The first script deduplicates rows with the same event_id
and event_fingerprint
. Because these events are identical, the script leaves the earliest one in atomic and moves all others to a separate schema. There is an optional last step that also moves all remaining duplicates (same event_id
but different event_fingerprint
). Note that this could delete legitimate events from atomic.
The second is an optional script that deduplicates rows with the same event_id
where at least one row has no event_fingerprint
(older events).
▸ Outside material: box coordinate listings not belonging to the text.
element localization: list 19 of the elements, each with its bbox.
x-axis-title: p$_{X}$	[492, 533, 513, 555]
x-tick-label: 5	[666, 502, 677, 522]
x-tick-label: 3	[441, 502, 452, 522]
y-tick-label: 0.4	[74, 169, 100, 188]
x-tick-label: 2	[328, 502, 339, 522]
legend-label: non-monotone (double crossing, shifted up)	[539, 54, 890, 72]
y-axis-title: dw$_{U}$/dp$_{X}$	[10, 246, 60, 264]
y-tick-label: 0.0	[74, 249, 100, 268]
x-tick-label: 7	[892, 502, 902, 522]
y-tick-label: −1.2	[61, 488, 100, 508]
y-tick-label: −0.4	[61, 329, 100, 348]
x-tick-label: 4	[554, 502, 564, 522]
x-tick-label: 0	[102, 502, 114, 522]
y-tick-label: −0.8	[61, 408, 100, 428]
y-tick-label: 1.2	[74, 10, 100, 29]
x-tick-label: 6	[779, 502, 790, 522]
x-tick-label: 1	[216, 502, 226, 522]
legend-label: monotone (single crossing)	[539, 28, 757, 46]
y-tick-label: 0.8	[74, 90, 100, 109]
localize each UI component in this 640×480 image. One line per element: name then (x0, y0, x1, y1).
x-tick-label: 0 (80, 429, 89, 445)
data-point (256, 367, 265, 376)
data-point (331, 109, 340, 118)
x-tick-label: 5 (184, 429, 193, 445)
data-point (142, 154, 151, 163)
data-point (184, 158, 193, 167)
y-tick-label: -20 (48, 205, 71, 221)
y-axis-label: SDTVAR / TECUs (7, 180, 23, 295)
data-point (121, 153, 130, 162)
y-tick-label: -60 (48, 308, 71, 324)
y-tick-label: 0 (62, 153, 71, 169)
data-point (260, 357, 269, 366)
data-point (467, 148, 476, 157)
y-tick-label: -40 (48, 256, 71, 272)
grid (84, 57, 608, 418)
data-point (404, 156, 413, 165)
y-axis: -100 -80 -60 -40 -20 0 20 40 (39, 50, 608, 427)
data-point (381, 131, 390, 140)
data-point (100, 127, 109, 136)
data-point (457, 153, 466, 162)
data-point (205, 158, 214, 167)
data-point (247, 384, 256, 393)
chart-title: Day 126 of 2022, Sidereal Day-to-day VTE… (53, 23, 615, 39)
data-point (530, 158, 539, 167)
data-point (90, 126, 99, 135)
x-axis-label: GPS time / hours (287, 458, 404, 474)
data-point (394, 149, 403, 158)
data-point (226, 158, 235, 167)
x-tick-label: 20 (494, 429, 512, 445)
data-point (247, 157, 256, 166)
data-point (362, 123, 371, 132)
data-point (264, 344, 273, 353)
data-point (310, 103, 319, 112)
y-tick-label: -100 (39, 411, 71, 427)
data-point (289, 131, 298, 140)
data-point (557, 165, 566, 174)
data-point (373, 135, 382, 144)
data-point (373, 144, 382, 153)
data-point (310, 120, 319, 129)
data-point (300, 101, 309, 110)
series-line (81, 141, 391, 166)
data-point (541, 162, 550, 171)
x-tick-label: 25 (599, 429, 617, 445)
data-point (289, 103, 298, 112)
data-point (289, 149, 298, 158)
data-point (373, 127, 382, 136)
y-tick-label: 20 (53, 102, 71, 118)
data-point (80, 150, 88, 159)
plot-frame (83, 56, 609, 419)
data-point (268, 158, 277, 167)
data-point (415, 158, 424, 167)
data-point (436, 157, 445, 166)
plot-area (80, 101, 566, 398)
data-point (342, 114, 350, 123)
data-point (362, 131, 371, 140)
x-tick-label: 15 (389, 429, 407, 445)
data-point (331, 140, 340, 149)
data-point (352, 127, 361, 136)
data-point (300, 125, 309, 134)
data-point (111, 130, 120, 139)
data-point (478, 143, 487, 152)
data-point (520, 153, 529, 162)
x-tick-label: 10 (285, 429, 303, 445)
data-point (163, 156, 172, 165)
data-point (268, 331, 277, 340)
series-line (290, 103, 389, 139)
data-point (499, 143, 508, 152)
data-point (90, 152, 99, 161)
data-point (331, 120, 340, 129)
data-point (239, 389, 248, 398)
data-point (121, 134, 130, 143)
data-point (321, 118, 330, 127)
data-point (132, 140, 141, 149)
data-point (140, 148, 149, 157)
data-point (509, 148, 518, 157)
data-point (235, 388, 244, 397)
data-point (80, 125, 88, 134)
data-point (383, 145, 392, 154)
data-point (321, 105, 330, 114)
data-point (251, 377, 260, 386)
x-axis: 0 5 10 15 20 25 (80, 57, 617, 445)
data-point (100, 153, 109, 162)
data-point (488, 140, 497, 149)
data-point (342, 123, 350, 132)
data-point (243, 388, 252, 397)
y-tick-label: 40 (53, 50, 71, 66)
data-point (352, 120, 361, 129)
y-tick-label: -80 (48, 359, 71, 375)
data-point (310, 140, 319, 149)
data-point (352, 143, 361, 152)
The script is identical to the first script, except that an event fingerprint is
generated in SQL.
The third script is a template that can be used to deduplicate unstructured event or custom context tables. Note that contexts can have legitimate duplicates (e.g. 2 or more product contexts that join to the same parent event). If that is the case, make sure that the context is defined in such a way that no 2 identical contexts are ever sent with the same event. The script combines rows when all fields but root_tstamp
are equal. There is an optional last step that moves all remaining duplicates (same root_id
but at least one field other than root_tstamp
is different) from atomic to duplicates. Note that this could delete legitimate events from atomic.
These scripts can be run after each load using SQL Runner. Make sure to run the setup queries first.
4. Upgrading
Upgrading the Clojure Collector
This release bumps the Clojure Collector to version 1.1.0.
To upgrade to this release:
- Download the new warfile by right-clicking on this link and selecting “Save As…”
- Log in to your Amazon Elastic Beanstalk console
- Browse to your Clojure Collector’s application
- Click the “Upload New Version” and upload your warfile
Updating the configuration files
You need to update the version of the Enrich jar in your configuration file:
If you wish to use the new cookie extractor enrichment, write a configuration JSON and add it to your enrichments folder. The example JSON can be found here.
Updating your database
Install the following tables in Redshift as required:
- For the new URI redirect functionality, com_snowplowanalytics_snowplow_uri_redirect_1
- For the new cookie extractor enrichment, org_ietf_http_cookie_1
5. Getting help
For more details on this release, please check out the R72 Great Spotted Kiwi release notes on GitHub. Specific documentation on the two new features is available here:
- The Click tracking section in our Pixel Tracker documentation
- The Cookie extractor enrichment page
If you have any questions or run into any problems, please raise an issue or get in touch with us through the usual channels.
6. Upcoming releases
By popular request, we are adding a section to these release blog posts to trail upcoming Snowplow releases. Note that these releases are always subject to change between now and the actual release date.
Upcoming releases are:
- Release 73 Cuban Macaw, which removes the JSON fields from
atomic.events
and adds the ability to load bad rows into Elasticsearch - Release 74 Bird TBC, which brings the Kinesis pipeline up-to-date with the most recent Scala Common Enrich releases. This will also include click redirect support in the Scala Stream Collector
Other milestones being actively worked on include Avro support #1, Weather enrichment and Snowplow CLI #2.